Why cops get away with killing

Why cops get away with killing
Royalty-free stock photo ID: 624849746 Anti-terrorist police observed a black tactical exercises.

For most Americans, the murder trial of Derek Chauvin would seem to be an open-and-shut case. There's a video of the Minneapolis police officer kneeling down on George Floyd's neck for more than nine minutes until Floyd suffocated to death. All viewers were witness to the crime. At the same time, most of us believe justice is blind. Put these together—the evidence and the principle—and surely the jury, which is now deliberating, will deliver a guilty verdict in keeping with what most Americans expect.

Except the odds are in Chauvin's favor. Police are almost never convicted of serious crimes. That's despite the ubiquity of cellphone and body cameras. Juries, meanwhile, almost never second-guess the split-second decisions of cops on duty. According to the Times, about 1.1 percent of police officers who kill civilians are charged with murder or manslaughter. Over a 15-year period, only 140 state and local police officers were arrested after shooting incidents. Only 44 were convicted on lesser charges.

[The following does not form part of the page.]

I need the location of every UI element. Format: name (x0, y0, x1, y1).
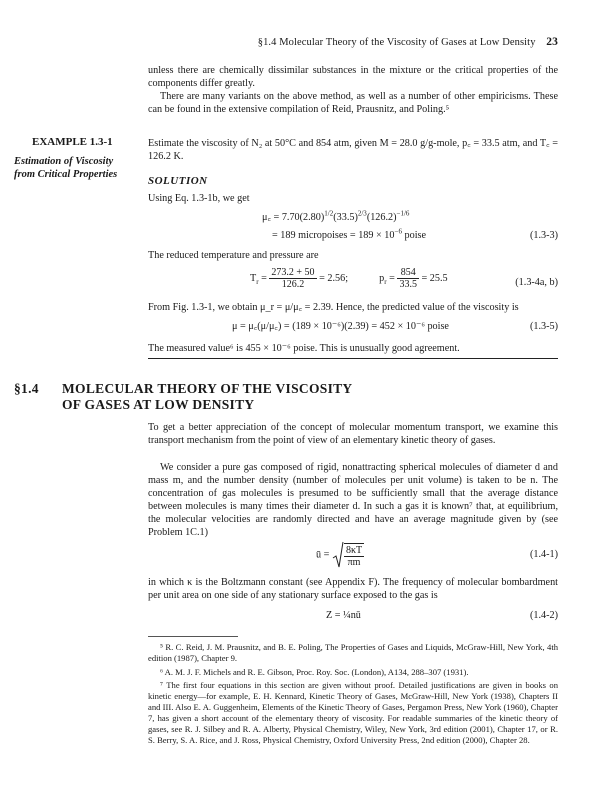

That may be because shootings are legally justified, Philip Stinson, a professor of criminal justice at Bowling Green University, told the Times. Or it may be because "the legal system and laws themselves are overly deferential to the police. That deference, he added, protects the status quo in the more than 18,000 law enforcement agencies across the country." Stinson said: "Culture eats policy, as the saying goes. We have a police subculture whose core elements in many places include fear of Black people."

Most of us believe the reason we have police officers in the first place is providing public safety and peacekeeping. That's certainly what most of us want from state and local cops. Given this expectation, most are shocked when they murder people. Most are doubly shocked when they get away with it. But what if we're wrong? What if our presumptions are off? What if cops are doing what they think they're supposed to do?

That's certainly what the data suggests. Police officers deal out death so frequently you'd justified in thinking that's what normal, acceptable policing looks like. Since 2013, around than 1,100 people have died annually at the hands of law enforcement, according to Mapping Police Violence, a nonprofit. (These numbers include unarmed victims, like George Floyd.) Since the end of last month, at the start of Derek Chauvin's murder trial, police officers have killed more than three people every day over a span of 20 days. The data might not show policing as anomaly so much as policing as intended.

I don't mean to be cheeky. I do mean, however, to shake up most people's thinking—by which I mean most white people's thinking. Black people and people of color are on the receiving end of state coercion far more than white people are. They might be deeply disappointed if Chauvin's jury finds him not guilty. They might be despondent. They won't be surprised, though. It's white people who will be stunned. It's white people who will be outraged! It's white people who will struggle to accept the truth, and it's white people—many of us anyway—who won't. We will instead think of Chauvin's getting away with murder as the exception to the rule instead of the rule itself.

I think Philip Stinson, the criminal justice expert, is mistaken. It's not that subcultures in police departments fear Black people. It's that subcultures have come to understand for themselves, quite rationally, that their true mission, however unpopular it may be, is doling out legal and extralegal state violence to people who are deserving of state violence in the name of public safety and peacekeeping. These subcultures understand that even when white people complain about police brutality, white people benefit from it. They know what they have to do. They only need a reason for doing it. And because, in their view, Black people act criminally by existing, there's reason aplenty.

Attributing irrational fear to what is, I think, rational thinking actually deepens the problem. It makes changing the status quo more difficult. For many white people, perhaps most white people, being scared of Black people, due to the fact that Black people exist, is understandable. Therefore, second-guessing a cop seems unreasonable. Such compassion therefore contributes to the idea that most cops are good, while only some are bad, a mindset that blinds white people to what the data is telling us. Good or bad has nothing to do with it. Cops deal out so much death, because it's their job.